Cresting a rise in the land, she came upon a little door cut in the mountainside. An opening into the mine. Like the others she had seen, this one had been expertly framed and supported with rough wood beams; masses of cut rock had been cleared away from its mouth by hand. But how did the men get in there? A child would have trouble fitting in. She approached it and bent to peer inside. The floor and walls were uneven and jagged, cut without care, and it went in only a short way before angling sharply down. She leaned closer and listened. A discernable suck of air came from the hole, and when she leaned even farther into it, strands of her dark hair flowed forward against her cheeks. It was an air-shaft meant to ventilate the mine. The air was going in, downward, sucking constantly. And then she felt a boom again, and the airshaft’s damp breath puffed in her face like a hollow cough. Pebbles bounced downhill again. She stepped back, tasted rock dust on her lips. The miners were using dynamite.

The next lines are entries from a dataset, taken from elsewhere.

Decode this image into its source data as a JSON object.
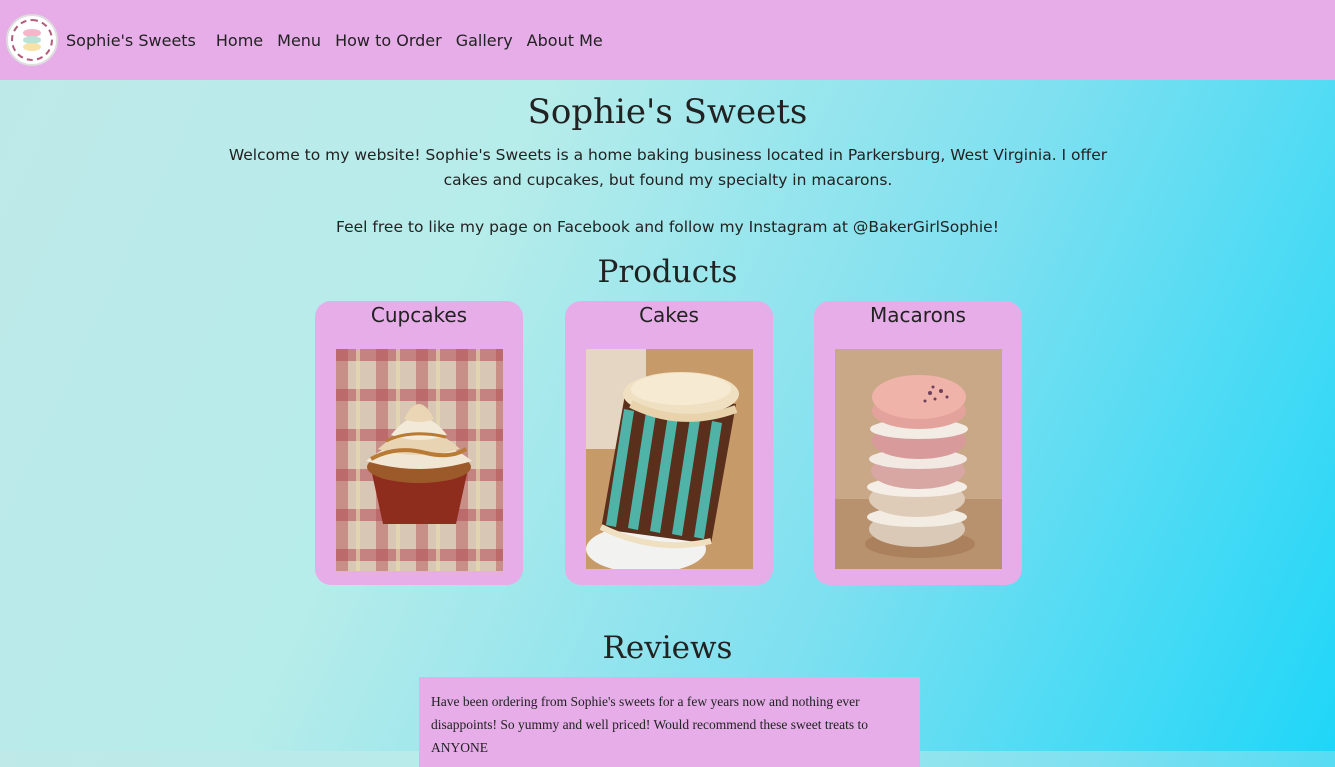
{
  "nav": {
    "brand": "Sophie's Sweets",
    "links": [
      "Home",
      "Menu",
      "How to Order",
      "Gallery",
      "About Me"
    ],
    "logo_icon": "sophies-sweets-logo"
  },
  "hero": {
    "title": "Sophie's Sweets",
    "intro": "Welcome to my website! Sophie's Sweets is a home baking business located in Parkersburg, West Virginia. I offer cakes and cupcakes, but found my specialty in macarons.",
    "follow": "Feel free to like my page on Facebook and follow my Instagram at @BakerGirlSophie!"
  },
  "products": {
    "heading": "Products",
    "items": [
      {
        "title": "Cupcakes"
      },
      {
        "title": "Cakes"
      },
      {
        "title": "Macarons"
      }
    ]
  },
  "reviews": {
    "heading": "Reviews",
    "items": [
      {
        "text": "Have been ordering from Sophie's sweets for a few years now and nothing ever disappoints! So yummy and well priced! Would recommend these sweet treats to ANYONE"
      }
    ]
  },
  "colors": {
    "nav_background": "#e6ade8",
    "card_background": "#e6ade8",
    "gradient_start": "#bfe9e9",
    "gradient_end": "#1fd6f8"
  }
}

Hurrying back to find her coat and collect her game, the widow chased a porcupine from its fetid hollow log. The animal set off downhill with a rolling, stump-legged gait she could barely believe — quills rattling. She’d never seen a porcupine move that fast. In the lowlands, where her husband had taught her to hunt, they merely waddled grumpily to the nearest tree, climbed ten feet, and hung there, stinking. John had never bothered to kill one. But now the widow pitched herself downhill after the beast, stopping to take aim, losing her target, then scrambling on. It began to dawn on her that she was not a wily hunter, and she was now lame as well. How different it was, this slalom through the trees, from standing by the cabin, shouldering a rifle on a hostage tree trunk with her husband behind her correcting her aim. Or walking with her father and a stable boy out into high grasses, a dog flushing game birds up into the air like cards in a shooting gallery. The widow lost her quarry at the same moment she began to realize she’d lost her bearings. The porcupine was somewhere nearby, hidden. She stood panting.
The sound of a waterfall. Wind in the trees. The scent of water on the air. She went a little farther, and the trees began to thin and then fell away completely into a deep gorge blurred by mist, across which stretched a strange contraption she could not identify. She ventured down the slope a little to look more closely. The thing in question seemed to be an assemblage of trees and saplings and rope spanning the gorge. Exceptionally slender, it swayed like a spine. It was, in fact, a suspension bridge made from two fallen cedars, one on each side, reaching across the drop, constructed without the aid of metal or milled wood, nothing but trees, branches, and rope. Something of it spoke of Indians, some whisper of flexibility and ultility. A rough elegance in the sway of its back. It was a shortcut for hunters, perhaps. Impossible to know how old the thing was or who had built it. She ventured out onto it a little way and discovered that, despite its spindly construction, it felt solid underfoot, possessing a strange elastic strength. She ventured a little farther. She could see the edge of the drop, the river below, misty and green. The widow bounced experimentally and, a moment later, received an alarming series of motions in return, fluid and uneven, as if something powerful stood at the other end trying to shake her off her feet. She backed cautiously off the bridge and stood watching it swell and heave. Then she went on her way, heading back uphill toward the spot where she had left her coat.